In July 1955 Moxley formed the Normandy Development company, and subdivided his own land in Howard County on Highland Road and Rogers Avenue to build the Normandy Heights housing development in Ellicott City, Maryland. In 1956, Moxley teamed with family members James R. Moxley Sr., Robert R. Moxley and James R. Moxley Jr. forming Normandy Development Company to create Normandy Shopping Center, Howard County's first shopping center which opened on September 1, 1961. "Normandy" was a spin on Norman's name. The shopping center and Normandy housing development were built on the 800 acres of farmland that had been in the family since the 1800s.

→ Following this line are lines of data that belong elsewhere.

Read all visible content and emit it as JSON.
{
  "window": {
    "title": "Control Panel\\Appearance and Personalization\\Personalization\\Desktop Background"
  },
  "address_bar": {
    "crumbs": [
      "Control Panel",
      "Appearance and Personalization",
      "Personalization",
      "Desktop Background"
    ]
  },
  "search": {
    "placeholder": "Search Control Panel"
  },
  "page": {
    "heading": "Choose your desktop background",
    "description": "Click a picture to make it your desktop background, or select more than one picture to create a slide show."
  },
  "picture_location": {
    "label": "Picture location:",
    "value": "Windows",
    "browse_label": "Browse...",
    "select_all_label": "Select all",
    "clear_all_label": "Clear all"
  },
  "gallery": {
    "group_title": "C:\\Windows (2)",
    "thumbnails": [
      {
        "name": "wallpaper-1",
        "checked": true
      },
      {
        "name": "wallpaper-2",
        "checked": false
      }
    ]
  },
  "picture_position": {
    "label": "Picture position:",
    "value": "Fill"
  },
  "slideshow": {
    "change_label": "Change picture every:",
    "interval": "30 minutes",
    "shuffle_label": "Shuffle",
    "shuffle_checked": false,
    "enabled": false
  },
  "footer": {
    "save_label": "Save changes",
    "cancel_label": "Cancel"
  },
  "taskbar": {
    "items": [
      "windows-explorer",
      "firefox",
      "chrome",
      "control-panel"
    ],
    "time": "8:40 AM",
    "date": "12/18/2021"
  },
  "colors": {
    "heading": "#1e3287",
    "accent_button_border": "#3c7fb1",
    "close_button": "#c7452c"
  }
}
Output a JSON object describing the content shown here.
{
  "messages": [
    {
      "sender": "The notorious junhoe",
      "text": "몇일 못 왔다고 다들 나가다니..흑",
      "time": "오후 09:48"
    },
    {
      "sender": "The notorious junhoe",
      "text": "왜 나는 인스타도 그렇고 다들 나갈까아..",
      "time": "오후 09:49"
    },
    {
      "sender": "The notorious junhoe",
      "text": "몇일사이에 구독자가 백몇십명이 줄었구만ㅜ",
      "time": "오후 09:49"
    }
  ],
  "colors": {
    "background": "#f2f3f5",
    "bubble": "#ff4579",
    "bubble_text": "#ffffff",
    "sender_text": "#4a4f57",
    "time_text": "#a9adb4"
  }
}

Moxley also was on the Farm Bureau, President of the Rotary Club, member of the Planning Committee of the National Association of County Commissioners, Baltimore Regional Planning Council and Howard County Planning Commission. He served on the board of officers in the Mt Etna Corporation. His brother-in-law's brother (Paul Stromberg) published 13 newspapers spanning Howard County to Anne Arundel, Baltimore, and Carroll County.

=== Other ===
The Moxley family occupied many positions in the Howard County Government. Norman Moxley's brother, James R. Moxley Sr. started with the school board as a bus contractor in Ellicott City in 1939, bidding against Charles E. Miller. He later sold a prime parcel to James Rouse as Robert Moxley assembled properties for the planned community development of Columbia, Maryland.

In 1972 Moxley was the chairman of the public works board. His county approved purchases of gasoline from Councilman Charles E. Miller's Ellicott City business caught press attention at the time.

Moxley's son Norman Moxley Jr. was one of the first users of the Rain Dream Hill facility founded by Arc of Howard County. Moxley died of stroke complications in 1995 at the age of 90 at the Bon Secours Nursing Center.